Cost and capacity are still a big issue but it will happen sooner or later.
[ Kodak was used as the business model example of an institution that refuses to change and adapt, thinking they will always survive, in the film about big brick and mortar churches who are losing congregations and dying everywhere When God Left the Building. If IBM had remained committed to large mainframe computers, and I have friends who worked for them in the old white shirt and blue suit and tie days who tell me there were plenty of people arguing that they should, they’d be on the same museum shelf as Kodak. ]
Kodak is essentially a mirror of Big Government, but unlike Government, Kodak couldn’t make and change the rules to keep themselves in power no matter how inefficient and bloated they became...
Mainframes, mainframe software and associated mainframe peripherals still account some half of IBM’s profits.
Mainframes are about half the cost per user compared to servers.
Not all businesses need the type capacity mainframes (I/O and CPU speed) they are capable of producing. No doubt!
IMHO, the competition forced IBM to change. They wisely answered the call.
I worked in the mainframe (manufacturer’s tech support) industry for 36 years. Mainframes are sweet, sweet machines. The fault tolerance to dynamic configurations are unparalleled by any other platform.
Startups can often avoid the inertia associated with more established companies when the technological plates shift under their feet. In other words, it’s easier to change course in a dinghy than on the Titanic.

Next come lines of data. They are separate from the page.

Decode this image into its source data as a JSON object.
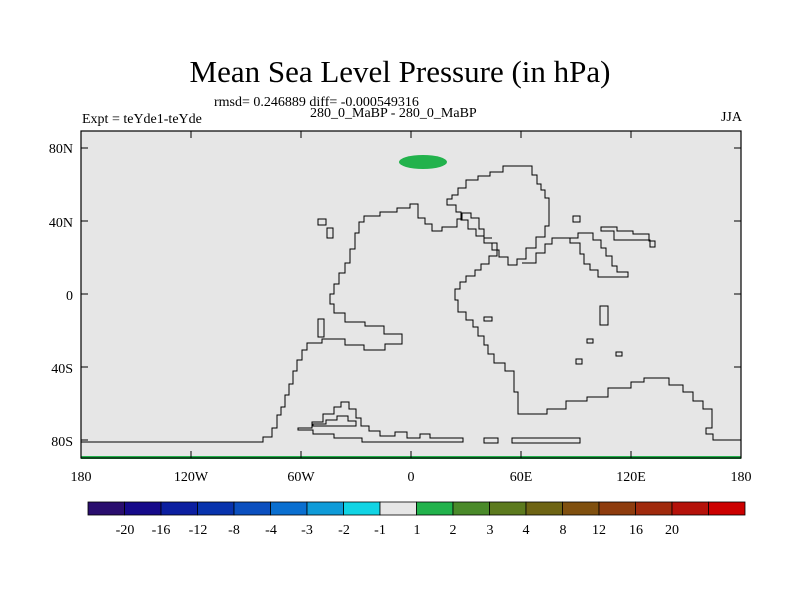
{
  "title": "Mean Sea Level Pressure (in hPa)",
  "stats_line": "rmsd= 0.246889 diff= -0.000549316",
  "experiment_label": "Expt = teYde1-teYde",
  "case_label": "280_0_MaBP - 280_0_MaBP",
  "season_label": "JJA",
  "map": {
    "background_color": "#e6e6e6",
    "x_ticks": [
      "180",
      "120W",
      "60W",
      "0",
      "60E",
      "120E",
      "180"
    ],
    "y_ticks": [
      "80N",
      "40N",
      "0",
      "40S",
      "80S"
    ],
    "positive_anomaly_color": "#22b24c"
  },
  "colorbar": {
    "colors": [
      "#2a0e6e",
      "#160a8a",
      "#0c1fa0",
      "#0833ad",
      "#0b4fbf",
      "#0a6fd0",
      "#0f9bd8",
      "#11d4e4",
      "#e6e6e6",
      "#22b24c",
      "#4a8a2a",
      "#5c7a1e",
      "#6e6414",
      "#80500f",
      "#8e3c0e",
      "#a02a0c",
      "#b5120a",
      "#cc0000"
    ],
    "labels": [
      "-20",
      "-16",
      "-12",
      "-8",
      "-4",
      "-3",
      "-2",
      "-1",
      "1",
      "2",
      "3",
      "4",
      "8",
      "12",
      "16",
      "20"
    ]
  }
}
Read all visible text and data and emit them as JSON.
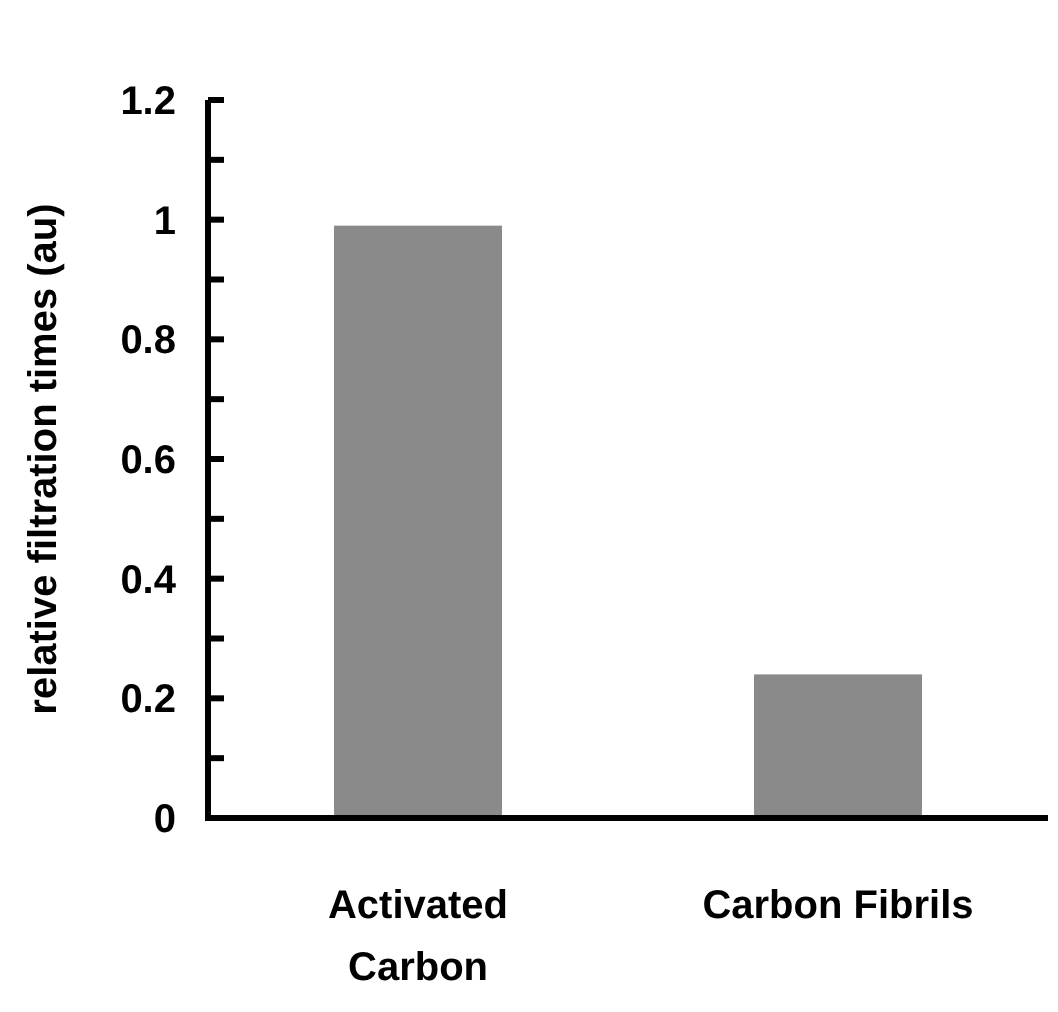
{
  "chart_data": {
    "type": "bar",
    "ylabel": "relative filtration times (au)",
    "categories": [
      "Activated Carbon",
      "Carbon Fibrils"
    ],
    "values": [
      0.99,
      0.24
    ],
    "color": "#8a8a8a",
    "ylim": [
      0,
      1.2
    ],
    "yticks": [
      0,
      {
        "value": 0.1,
        "label": null
      },
      0.2,
      {
        "value": 0.3,
        "label": null
      },
      0.4,
      {
        "value": 0.5,
        "label": null
      },
      0.6,
      {
        "value": 0.7,
        "label": null
      },
      0.8,
      {
        "value": 0.9,
        "label": null
      },
      1,
      {
        "value": 1.1,
        "label": null
      },
      1.2
    ],
    "grid": false
  }
}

Germany and Japan became economic powerhouses because they were essentially rebuilt from the ground up with the newest technology after they wre gutted from the war.
There is almost no landline telephone infrastructure in Somalia. They went directly from tribal drums to cell phones.
Most Kodak consumer digital cameras are like toys, and not good ones at that.
They never made the jump to the high-end or “prosumer” market like almost everyone else did.
Garage sales are littered with those “easy share” cams. I wont even buy the ones that are a dollar.
I think it was back in the late '60s when a TV show aired an episode displaying an invention they said would revolutionize the moving industry.
It seems this guy invented a way to use a thin plastic sheet that covered small items placed on a sheet of cardboard. The items were then vacuum sealed, holding the objects tight and preventing loss/breakage.
We know it today as all those store items that are blister packed - a completely different business application.
Talk about heading off in one direction, only to arrive somewhere else, check out the 1978 TV Mini-series called Connections. As a computer programmer, I found "Faith in Numbers" fascinating - Burke takes us from a pattern to make cams operating Medieval church bells to the 80-column computer card - which, by the way, is the exact size as the old paper money. Thrifty Hollerith did that so they could use the banking equipment to hold the cards.
[subset] When I was in computer programming school in '67, they showed us a clip of Bob Newheart ridiculing Hollerith and the way the lines were oriented: top to bottom, 12, 11, 9-0; smirking that it was crazy and would never work. It was hilarious because he was so wrong. He did a beautiful job and talked as if he was an old pro. I had a lot of respect for him as an actor after that.